A photograph of a young beekeeper in a veil surrounded with bees

At first glance this looks incredibly real. It could be a young woman beekeeping. It's not until we look closely that we see issues. Some to note are details of the eyes and teeth, lack of honeycomb structure on the frame, and the rather manic and poorly defined appearance of the bees. Although it certainly nailed the dirty suits!

Is it really unique?

DALL-E 2 thrives on it's uniqueness. In my opinion the more abstract the input, the better it does at generation. To test this let's head to a random idea generator and generate something that surely has never been seen before.

I started by heading to https://randommer.io/random-things-to-draw and picking 'the president shaking hands with an alien', but let's go further. Where are they? Surely not the oval office. What colour is the alien? Using other suitable random toolings I came up with:

'The president shaking hands with a purple alien at a carnival'. We'll add the tag 'digital art' for this one.

Four options for: 'The president shaking hands with a purple alien at a carnival, digital art'

It's interesting that 2/4 of the 'presidents' are older white males, but two are aliens. We never actually said what planet or country the 'president' came from. For the human versions we can see there is some level of bias there. Both with appearance, but also the presence of the US flag in the second image. This is likely due to a human association of the English word 'president' with the USA, and then subsequently older white males, being ingrained into the corpus of data.

Variations

DALL-E 2 can also start with an image and look at variations of the image.
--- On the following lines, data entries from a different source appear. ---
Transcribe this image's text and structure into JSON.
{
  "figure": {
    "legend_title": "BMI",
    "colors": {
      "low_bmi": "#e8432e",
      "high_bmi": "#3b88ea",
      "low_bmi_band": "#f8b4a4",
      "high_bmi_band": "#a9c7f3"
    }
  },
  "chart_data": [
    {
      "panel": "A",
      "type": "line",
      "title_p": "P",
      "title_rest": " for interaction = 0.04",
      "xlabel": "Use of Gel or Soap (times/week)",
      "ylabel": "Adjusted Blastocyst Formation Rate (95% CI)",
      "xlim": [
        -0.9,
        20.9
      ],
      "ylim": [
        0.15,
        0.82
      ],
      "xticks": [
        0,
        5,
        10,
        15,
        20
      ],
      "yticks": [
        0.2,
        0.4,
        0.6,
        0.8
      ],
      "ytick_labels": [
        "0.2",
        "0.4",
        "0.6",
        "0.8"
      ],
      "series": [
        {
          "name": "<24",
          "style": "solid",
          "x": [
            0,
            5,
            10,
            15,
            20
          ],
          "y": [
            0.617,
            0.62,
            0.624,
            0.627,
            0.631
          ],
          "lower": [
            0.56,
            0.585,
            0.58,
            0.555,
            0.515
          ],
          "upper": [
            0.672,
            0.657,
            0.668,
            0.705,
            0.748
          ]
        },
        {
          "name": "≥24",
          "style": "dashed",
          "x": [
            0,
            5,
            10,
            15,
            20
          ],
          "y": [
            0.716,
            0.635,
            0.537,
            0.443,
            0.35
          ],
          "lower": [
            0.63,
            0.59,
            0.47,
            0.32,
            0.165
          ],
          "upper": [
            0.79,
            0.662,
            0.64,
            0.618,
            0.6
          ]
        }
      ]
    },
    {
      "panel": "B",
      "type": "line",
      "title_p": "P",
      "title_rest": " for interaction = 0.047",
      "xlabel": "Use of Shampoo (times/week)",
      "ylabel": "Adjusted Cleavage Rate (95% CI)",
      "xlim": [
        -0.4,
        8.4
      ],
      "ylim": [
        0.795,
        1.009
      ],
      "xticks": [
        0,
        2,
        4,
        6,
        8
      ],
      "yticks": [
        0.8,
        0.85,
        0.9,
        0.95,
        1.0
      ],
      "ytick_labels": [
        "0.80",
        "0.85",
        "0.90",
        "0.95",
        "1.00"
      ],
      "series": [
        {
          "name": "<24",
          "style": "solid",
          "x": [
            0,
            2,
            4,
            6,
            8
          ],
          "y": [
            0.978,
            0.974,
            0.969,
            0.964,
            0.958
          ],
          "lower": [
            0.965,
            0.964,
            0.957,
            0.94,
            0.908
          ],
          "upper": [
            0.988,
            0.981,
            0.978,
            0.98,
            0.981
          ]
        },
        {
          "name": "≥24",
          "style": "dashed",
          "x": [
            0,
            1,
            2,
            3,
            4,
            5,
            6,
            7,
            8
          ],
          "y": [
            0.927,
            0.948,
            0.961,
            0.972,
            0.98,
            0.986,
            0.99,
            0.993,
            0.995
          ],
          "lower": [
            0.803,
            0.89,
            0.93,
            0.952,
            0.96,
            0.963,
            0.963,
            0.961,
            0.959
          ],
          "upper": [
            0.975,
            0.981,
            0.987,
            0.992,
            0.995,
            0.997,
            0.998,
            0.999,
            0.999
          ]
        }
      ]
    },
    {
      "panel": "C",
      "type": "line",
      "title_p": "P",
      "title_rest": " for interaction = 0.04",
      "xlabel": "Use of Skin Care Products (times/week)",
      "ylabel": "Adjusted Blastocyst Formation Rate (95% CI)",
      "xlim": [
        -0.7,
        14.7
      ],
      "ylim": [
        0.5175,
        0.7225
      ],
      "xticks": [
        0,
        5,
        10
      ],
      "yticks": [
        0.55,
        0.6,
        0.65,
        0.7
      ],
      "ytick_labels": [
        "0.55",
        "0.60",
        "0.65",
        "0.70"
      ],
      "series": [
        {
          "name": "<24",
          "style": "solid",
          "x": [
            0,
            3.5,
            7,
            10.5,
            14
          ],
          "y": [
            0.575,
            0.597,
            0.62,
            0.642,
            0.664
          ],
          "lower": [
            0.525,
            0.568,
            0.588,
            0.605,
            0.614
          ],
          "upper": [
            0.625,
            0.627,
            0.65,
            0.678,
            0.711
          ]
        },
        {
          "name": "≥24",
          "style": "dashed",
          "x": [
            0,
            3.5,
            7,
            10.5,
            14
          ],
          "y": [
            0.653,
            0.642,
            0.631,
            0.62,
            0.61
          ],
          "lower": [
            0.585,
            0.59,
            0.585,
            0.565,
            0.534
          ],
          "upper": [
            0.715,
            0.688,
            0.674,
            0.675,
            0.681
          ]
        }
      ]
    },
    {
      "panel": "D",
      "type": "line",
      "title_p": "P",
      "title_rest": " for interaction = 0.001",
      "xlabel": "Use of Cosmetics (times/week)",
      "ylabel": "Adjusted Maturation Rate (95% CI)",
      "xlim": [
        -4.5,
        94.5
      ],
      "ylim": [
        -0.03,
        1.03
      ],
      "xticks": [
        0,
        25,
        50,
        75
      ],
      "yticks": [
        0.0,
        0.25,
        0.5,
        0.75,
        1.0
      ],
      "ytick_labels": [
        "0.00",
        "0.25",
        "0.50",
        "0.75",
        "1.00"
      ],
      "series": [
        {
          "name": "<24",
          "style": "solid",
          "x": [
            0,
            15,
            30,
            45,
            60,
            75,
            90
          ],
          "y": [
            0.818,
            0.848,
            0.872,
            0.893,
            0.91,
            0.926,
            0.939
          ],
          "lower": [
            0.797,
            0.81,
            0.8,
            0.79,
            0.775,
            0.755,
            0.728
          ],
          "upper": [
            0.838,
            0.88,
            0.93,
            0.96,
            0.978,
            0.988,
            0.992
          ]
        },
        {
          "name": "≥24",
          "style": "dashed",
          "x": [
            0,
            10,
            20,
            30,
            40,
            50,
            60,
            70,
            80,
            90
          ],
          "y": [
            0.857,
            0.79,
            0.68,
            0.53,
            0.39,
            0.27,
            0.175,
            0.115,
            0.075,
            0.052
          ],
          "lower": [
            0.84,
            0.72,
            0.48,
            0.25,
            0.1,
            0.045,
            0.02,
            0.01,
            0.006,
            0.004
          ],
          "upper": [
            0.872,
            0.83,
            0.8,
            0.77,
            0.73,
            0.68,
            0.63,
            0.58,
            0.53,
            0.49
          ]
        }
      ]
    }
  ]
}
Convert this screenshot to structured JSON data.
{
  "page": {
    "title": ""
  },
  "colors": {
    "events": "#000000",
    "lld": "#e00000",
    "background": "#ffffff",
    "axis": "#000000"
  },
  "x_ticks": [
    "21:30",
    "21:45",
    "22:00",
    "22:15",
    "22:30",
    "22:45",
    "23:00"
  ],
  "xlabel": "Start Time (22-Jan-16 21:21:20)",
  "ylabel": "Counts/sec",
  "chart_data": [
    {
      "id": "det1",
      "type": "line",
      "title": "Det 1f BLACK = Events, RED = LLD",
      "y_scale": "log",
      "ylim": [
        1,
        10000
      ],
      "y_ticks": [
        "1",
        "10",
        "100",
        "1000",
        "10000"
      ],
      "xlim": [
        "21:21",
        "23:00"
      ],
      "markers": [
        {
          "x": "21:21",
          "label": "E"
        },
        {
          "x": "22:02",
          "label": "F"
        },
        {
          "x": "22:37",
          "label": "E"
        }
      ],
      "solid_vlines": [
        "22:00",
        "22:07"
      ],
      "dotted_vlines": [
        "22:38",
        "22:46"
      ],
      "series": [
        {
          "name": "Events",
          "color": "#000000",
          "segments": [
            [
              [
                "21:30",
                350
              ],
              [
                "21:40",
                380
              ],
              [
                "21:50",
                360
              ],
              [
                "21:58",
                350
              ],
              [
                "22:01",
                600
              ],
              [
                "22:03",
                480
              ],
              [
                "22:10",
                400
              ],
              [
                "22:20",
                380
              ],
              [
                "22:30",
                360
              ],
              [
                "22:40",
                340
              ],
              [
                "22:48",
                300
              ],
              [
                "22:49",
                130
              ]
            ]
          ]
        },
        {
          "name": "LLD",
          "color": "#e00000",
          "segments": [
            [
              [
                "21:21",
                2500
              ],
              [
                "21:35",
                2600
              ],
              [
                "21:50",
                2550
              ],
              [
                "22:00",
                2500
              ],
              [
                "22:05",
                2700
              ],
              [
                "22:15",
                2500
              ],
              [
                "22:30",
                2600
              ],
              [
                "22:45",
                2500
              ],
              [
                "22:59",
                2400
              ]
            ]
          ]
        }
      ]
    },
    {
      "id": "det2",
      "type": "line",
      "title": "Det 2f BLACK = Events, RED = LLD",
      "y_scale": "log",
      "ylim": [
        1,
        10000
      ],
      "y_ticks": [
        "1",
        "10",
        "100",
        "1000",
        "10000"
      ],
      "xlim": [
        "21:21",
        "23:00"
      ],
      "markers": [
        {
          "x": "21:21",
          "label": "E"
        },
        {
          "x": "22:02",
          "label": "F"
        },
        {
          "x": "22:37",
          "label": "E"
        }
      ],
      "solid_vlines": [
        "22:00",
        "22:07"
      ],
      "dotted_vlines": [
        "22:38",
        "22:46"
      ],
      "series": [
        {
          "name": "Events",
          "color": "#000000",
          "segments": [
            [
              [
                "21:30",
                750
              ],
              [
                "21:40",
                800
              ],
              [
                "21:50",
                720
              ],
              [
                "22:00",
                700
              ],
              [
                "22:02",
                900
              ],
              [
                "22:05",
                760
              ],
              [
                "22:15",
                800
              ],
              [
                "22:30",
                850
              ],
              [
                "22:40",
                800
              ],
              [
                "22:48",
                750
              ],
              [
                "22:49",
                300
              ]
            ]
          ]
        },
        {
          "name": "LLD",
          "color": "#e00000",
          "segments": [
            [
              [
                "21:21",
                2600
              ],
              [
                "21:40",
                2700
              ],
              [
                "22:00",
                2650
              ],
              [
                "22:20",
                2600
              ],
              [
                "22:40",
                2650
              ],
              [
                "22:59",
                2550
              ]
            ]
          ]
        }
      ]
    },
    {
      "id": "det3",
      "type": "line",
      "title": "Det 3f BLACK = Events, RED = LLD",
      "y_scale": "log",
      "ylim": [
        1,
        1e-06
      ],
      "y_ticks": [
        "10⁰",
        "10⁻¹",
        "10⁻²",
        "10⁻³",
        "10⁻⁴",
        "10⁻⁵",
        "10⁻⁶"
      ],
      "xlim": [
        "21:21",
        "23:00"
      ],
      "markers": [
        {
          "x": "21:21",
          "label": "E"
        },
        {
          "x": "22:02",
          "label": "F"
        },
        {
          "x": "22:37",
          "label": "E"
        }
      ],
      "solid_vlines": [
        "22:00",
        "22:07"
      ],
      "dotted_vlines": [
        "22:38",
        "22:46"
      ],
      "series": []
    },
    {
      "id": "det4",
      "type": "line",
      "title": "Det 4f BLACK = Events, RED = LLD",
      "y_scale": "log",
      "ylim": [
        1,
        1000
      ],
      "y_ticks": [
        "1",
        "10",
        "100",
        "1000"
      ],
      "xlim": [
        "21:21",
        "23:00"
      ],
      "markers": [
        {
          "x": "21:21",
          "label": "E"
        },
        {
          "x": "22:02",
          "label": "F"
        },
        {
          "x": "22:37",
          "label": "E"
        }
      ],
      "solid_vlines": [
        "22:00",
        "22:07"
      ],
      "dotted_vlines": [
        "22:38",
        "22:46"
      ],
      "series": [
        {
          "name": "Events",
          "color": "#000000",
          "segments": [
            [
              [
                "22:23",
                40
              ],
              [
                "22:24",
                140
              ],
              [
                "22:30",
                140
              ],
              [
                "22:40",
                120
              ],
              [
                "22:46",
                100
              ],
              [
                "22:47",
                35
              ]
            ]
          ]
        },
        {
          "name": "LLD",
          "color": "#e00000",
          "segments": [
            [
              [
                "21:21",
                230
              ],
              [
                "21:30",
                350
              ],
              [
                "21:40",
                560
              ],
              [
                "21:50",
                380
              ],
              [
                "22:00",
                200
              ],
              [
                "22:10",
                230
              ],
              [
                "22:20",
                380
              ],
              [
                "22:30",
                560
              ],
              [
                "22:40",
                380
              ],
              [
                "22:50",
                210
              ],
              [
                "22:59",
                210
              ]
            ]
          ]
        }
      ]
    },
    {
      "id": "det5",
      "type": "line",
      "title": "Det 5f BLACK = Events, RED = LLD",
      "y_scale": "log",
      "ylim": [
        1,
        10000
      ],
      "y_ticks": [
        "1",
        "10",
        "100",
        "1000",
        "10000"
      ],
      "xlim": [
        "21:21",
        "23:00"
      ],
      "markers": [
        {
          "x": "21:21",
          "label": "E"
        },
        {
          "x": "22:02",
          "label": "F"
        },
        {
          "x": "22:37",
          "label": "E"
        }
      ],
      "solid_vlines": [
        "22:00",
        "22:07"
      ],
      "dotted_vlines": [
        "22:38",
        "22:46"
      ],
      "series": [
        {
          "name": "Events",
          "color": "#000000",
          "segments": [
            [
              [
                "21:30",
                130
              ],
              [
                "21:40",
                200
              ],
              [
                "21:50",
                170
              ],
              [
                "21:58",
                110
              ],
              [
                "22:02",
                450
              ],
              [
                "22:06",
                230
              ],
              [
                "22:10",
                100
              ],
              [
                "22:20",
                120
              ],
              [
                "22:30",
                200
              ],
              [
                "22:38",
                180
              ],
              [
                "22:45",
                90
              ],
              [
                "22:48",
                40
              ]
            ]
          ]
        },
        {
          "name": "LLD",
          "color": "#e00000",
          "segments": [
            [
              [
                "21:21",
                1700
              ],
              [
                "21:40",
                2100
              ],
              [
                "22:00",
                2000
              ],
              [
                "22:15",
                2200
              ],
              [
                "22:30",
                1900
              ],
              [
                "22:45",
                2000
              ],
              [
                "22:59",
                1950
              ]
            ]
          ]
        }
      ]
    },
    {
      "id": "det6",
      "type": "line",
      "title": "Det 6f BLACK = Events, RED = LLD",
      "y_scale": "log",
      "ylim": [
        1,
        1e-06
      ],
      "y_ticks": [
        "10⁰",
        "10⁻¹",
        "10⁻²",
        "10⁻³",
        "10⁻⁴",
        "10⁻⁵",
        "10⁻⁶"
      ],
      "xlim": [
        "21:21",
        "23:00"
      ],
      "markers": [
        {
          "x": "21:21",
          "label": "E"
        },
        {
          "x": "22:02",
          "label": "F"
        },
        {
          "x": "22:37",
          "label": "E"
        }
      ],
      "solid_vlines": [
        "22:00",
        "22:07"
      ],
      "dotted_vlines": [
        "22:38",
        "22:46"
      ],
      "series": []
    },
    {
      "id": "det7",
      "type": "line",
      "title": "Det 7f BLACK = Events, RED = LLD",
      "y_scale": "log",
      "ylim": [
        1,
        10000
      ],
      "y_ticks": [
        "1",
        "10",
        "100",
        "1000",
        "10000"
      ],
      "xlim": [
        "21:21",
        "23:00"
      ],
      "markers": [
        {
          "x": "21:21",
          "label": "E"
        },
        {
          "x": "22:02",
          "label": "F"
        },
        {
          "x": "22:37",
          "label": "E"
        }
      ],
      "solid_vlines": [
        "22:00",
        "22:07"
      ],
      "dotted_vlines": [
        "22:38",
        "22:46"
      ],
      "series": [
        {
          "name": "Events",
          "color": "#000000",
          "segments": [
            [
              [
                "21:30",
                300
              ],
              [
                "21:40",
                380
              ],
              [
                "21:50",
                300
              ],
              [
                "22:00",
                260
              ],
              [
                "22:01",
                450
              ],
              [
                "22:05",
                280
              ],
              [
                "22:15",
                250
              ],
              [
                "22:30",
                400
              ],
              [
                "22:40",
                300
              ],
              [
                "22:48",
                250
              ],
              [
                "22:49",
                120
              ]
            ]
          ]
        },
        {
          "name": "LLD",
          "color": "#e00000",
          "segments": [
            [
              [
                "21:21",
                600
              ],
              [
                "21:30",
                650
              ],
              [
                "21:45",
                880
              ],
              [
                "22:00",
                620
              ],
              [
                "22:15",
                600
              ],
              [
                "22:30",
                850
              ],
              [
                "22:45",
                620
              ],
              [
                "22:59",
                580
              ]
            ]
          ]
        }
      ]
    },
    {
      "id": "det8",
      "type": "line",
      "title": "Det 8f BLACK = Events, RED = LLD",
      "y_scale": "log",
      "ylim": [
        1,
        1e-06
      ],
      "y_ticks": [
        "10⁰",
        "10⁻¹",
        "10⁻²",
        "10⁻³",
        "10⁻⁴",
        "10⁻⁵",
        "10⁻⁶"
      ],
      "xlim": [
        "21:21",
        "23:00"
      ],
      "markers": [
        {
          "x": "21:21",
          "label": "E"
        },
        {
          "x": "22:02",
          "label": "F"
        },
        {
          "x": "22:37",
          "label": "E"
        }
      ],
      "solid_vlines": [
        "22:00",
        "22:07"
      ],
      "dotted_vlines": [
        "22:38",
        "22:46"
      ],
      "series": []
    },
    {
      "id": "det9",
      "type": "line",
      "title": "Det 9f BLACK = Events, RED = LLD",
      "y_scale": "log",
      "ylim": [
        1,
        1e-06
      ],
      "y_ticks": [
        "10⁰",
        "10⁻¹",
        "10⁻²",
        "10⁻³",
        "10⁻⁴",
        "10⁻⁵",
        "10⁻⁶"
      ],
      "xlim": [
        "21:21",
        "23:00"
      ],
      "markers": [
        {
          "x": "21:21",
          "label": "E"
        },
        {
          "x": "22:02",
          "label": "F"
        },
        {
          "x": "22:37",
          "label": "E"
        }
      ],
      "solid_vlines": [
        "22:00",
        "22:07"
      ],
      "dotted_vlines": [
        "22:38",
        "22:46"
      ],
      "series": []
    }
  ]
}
Let's start with the first human president example.

In this way we can quickly generate mew versions of our preferred image. In this case the tent remains similar, we keep a (mostly) human president, and get a few styles of poses and aliens.

The president shaking hands with a purple alien at a carnival, digital art

In this case though, I think the original selection was best, but that's just boring human opinions.

Safety First

Open AI has enforced a strict usage policy and guidelines that will automatically flag prompts that are deemed inappropriate, and stops image generation. At the moment this seems to stop us using direct likenesses of real people, so we can't generate some meme worthy celebrity moments that never existed. Read more about the content policy.

A few more, for the sake of it.

The Pokemon Pikachu eating spaghetti bolognaise - oil painting

Note the subtleties, like not depicting Pikachu on a chair, and understanding its relative size to a human plate of pasta.

I like this one, because it's perfectly valid to think that the etching itself should be placed on a hill, rather than the etching being of a car on a hill. Being specific with your wording is key, but that's true for humans too!